AUSTIN – The Texas attorney general’s office has settled with a California app developer by having them agree to not collect and save personal information of children under 13 when they download its app.
Attorney General Ken Paxton filed the suit with app producer Juxta Labs Inc. for violation of the Texas Deceptive Trade Practices-Consumer Protection Act. Juxta Labs settled with the attorney general’s office by signing an assurance of voluntary compliance (AVC) that has it agreeing to stop collecting and saving personal data from children under 13 and deleting all information it has on children of this age range in its possession.
“This assurance of voluntary compliance is a settlement agreement between the state and Juxta Labs to resolve the state's investigation into Juxta Labs' apps collecting personal information from children under the age of 13,” Kayleigh Lovvorn, a spokeswoman for the Office of the Attorney General told the Southeastern Texas Record. “Under the terms of the settlement, Juxta Labs may not collect personal information from children under 13 unless their apps comply with the Children's Online Privacy Protection Act (COPPA), and also must make certain alterations to their apps and website to come into compliance. In addition, Juxta Labs must delete personal information previously obtained from children under 13, and pay the state $30,000.”
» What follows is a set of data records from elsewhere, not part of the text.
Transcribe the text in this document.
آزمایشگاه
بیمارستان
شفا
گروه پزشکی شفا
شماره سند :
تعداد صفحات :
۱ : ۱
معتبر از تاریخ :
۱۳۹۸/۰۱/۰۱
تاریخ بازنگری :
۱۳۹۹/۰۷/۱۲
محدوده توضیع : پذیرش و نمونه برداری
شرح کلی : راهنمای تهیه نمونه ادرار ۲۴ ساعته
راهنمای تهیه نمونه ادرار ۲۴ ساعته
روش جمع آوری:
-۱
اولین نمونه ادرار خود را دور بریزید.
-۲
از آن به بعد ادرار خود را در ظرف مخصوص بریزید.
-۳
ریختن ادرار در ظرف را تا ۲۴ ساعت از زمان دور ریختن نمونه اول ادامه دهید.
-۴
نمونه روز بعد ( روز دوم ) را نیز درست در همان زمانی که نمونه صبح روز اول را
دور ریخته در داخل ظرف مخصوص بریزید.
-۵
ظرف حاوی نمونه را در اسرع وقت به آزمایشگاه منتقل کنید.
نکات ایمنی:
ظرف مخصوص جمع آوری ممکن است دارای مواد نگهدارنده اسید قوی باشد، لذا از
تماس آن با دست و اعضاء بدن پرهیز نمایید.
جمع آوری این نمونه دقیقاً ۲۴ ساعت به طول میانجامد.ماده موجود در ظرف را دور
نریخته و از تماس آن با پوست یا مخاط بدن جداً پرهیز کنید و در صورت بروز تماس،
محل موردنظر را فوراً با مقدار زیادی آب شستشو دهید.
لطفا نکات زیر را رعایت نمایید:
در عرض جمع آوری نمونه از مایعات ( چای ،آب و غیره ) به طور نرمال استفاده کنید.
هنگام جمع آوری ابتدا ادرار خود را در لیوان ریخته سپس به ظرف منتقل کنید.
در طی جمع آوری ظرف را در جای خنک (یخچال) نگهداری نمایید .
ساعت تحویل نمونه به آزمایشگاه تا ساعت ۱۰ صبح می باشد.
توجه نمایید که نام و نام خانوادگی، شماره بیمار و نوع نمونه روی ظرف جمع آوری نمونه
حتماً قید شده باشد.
Juxta Labs develops and produces mobile apps for games and social media. Children were able to easily access these games previously and some of the apps were for free games that generate revenue through advertising and in-app purchases.
The concern over Juxta Labs offering the games to young children and collecting their personal information in the process was over the transmission of this sensitive data through the app that would provide GPS coordinates of the child as well as their Internet protocol address. This could allow the child to be located by anyone and could allegedly put them in danger.
“Personal information transmitted over some of Juxta Labs' apps, including Internet protocol addresses and GPS coordinates, could be used to pinpoint a child's location,” Lovvorn said. “Furthermore, certain collection of unauthorized or unnecessary personal information from children under 13 over the Internet, including on websites and apps, is illegal under the Children's Online Privacy Protection Act.”
The Children’s Online Privacy Protection Act (COPPA) prohibits the collection of personal information on children under 13 unless a parent’s consent is given, whereby they can forbid any future use or maintenance of the information at any time.